When my kids don't get what they like, I am the resident bad cop who has to curb the whining. I don't always say yes, even if I can afford it because I believe children need to learn to wait and work for what they want; and they also need to learn how to handle frustration.

I’ve always emphasized life is not easy, and things will not always go their way. It is my job to teach my kids how to handle that kind of disappointment. Being kids, they attempt to negotiate; but, my answer is generally firm. When I say no, they know that I mean it. That's why, I truly hope and pray, when both my boys are bigger they will never ever force a woman when she has already said no.

Exercise Good Judgment

One time my son shared about a teacher in school: "Mom, Ms. ‘Blank’ is pregnant, and she doesn't have a husband. She will get married pa lang! I thought husbands and wives are supposed to make the babies?!"

I had to explain how people have the power of choice. Ideally, babies should be made within a loving relationship blessed by the sacrament of marriage. But it doesn't always happen that way. The key here is to never look down on people and be judgmental of their choices because we don't know the real reasons behind why they do things.

And of course: Make sure you boys don't get a girl pregnant, unless you are willing to marry her!

Model Good Behavior

I realized through the years that telling my kids to be good is okay, but showing them how to be one is better. Sound advice is sometimes not heard, but example is always followed. Action has the bigger impact.

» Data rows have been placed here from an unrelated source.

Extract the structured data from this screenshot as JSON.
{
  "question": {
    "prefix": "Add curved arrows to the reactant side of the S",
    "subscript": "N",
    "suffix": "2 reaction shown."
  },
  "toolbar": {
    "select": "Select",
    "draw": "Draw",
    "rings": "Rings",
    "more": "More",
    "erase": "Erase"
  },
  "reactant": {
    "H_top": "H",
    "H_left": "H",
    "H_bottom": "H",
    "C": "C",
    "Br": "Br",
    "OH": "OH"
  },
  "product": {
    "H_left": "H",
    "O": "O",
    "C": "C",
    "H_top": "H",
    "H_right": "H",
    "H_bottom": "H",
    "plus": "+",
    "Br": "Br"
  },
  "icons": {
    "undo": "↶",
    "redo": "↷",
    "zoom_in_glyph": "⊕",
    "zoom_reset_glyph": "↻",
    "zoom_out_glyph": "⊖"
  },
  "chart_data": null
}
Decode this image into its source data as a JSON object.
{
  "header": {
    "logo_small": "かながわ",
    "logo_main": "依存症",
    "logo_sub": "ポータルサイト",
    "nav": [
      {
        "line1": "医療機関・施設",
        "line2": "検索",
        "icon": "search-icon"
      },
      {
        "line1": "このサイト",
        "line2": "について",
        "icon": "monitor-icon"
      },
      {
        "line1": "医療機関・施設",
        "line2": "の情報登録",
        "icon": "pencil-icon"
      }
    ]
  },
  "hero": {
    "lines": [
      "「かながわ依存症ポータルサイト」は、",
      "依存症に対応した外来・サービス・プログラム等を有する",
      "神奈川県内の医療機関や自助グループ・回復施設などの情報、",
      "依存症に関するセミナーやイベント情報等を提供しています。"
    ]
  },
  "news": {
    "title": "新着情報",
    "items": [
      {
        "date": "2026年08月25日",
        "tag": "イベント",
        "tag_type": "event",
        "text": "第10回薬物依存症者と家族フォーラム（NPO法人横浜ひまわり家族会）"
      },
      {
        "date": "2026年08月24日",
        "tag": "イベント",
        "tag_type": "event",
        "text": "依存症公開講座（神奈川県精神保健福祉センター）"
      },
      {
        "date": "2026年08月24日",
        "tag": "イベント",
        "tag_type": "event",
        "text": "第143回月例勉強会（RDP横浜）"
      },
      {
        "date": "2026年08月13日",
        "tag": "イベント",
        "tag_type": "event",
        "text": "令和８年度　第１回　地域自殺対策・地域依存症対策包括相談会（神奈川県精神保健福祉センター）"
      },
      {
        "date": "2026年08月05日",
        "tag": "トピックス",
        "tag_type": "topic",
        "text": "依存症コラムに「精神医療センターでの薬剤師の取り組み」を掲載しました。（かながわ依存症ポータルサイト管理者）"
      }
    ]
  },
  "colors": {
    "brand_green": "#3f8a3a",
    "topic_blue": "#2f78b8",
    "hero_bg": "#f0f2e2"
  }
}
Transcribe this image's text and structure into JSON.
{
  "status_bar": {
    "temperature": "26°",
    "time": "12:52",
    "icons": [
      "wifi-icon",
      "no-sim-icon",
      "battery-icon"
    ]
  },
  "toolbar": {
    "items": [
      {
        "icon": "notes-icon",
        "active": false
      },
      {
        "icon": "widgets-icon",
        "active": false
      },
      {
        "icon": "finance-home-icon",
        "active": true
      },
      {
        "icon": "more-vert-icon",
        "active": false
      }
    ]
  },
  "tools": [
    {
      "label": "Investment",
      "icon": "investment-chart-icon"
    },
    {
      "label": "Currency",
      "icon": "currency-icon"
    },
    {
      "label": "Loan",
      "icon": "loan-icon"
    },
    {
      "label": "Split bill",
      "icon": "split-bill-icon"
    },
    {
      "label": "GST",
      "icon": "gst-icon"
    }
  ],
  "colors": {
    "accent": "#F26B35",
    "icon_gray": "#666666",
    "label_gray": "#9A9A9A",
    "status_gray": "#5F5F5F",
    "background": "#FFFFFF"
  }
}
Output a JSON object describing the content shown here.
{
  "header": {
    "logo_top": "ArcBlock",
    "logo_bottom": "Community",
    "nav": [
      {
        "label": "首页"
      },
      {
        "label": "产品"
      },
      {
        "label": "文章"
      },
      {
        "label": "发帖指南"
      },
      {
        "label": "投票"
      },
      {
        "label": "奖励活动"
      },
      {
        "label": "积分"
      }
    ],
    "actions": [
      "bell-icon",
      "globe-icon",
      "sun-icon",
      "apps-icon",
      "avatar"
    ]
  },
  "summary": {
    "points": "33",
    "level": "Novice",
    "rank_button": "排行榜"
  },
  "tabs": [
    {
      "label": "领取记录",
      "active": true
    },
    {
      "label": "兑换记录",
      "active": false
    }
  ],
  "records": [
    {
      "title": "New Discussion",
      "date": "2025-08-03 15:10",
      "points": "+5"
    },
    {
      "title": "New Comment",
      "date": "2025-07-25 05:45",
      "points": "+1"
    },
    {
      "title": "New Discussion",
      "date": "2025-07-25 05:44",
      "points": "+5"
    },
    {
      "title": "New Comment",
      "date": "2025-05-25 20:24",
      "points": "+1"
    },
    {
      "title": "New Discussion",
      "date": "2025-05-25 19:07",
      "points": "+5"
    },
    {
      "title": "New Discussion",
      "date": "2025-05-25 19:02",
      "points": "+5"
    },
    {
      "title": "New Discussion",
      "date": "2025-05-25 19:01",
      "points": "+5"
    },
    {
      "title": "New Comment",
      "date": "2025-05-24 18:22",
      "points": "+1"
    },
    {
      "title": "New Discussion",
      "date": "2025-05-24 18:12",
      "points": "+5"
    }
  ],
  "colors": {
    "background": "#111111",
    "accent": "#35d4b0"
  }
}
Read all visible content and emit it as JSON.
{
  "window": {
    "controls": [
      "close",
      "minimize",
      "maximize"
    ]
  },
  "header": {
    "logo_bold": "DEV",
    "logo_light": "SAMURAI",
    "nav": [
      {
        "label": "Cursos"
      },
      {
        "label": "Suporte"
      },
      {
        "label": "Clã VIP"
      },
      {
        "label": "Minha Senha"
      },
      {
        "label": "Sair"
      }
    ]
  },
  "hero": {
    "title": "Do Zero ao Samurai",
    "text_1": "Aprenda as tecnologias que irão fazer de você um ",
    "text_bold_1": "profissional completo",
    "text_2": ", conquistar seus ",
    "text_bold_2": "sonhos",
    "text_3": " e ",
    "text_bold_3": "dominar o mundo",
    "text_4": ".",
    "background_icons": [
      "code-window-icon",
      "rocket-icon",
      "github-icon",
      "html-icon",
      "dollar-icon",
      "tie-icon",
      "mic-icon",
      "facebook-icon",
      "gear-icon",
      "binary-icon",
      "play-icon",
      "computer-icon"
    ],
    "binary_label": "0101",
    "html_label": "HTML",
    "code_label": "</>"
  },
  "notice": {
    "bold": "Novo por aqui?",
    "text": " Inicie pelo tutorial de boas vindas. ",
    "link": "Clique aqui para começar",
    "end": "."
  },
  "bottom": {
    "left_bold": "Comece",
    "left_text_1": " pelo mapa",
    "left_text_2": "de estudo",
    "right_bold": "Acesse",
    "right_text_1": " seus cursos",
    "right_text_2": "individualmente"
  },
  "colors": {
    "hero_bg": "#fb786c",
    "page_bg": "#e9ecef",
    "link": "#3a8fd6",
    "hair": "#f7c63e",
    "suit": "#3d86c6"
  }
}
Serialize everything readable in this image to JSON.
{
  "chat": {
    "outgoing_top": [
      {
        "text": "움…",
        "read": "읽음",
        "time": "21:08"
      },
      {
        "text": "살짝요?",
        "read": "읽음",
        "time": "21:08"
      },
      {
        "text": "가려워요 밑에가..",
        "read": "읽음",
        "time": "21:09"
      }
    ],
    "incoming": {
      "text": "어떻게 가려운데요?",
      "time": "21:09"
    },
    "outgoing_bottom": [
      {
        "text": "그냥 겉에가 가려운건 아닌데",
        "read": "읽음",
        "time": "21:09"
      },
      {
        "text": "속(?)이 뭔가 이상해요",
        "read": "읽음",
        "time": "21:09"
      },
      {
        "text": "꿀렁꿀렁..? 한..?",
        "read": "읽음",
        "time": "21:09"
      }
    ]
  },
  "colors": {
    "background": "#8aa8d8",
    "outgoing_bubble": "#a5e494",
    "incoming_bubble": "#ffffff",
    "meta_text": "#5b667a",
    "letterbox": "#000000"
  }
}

Kids learn by watching their parents.

How we treat waiters, drivers, cashiers; how we react when someone is mean to us; how we respond when someone helps us out...they take notice of all those details. If we want them to be kind and respectful human beings then we have to walk the talk.

Manners Maketh Man

The above proverb means that politeness and good manners are essential to humanity. These qualities distinguish humans from animals. Thus, I always emphasize to my kids that their behavior and mannerisms define them. Good manners can refer to several aspects: how we speak, the words we use, our gestures, and our actions. Saying "please" and "thank you", or opening doors, or closing the toilet seat, or giving flowers go a long way.

Being polite, behaved, and well-mannered should never be out of style because they speak volumes about our personality. How we are in our dealings with other people, especially those at the bottom, indicate how good a person we are. Good manners always demonstrate our sense of respect for others, thereby showing our true character.

However, at times, we may encounter rude people that test our limits. I teach my kids to kill those people with kindness. Being kind is more important than being right; however, if all else fails and others become physical, I tell my boys it is okay to defend themselves.

Let us all raise our sons to be gentlemen, and teach our daughters to accept nothing less. I definitely want my sons to be the type of man that I would want my only daughter to marry. So boys, please be a true gentleman and not a gentlemaniac!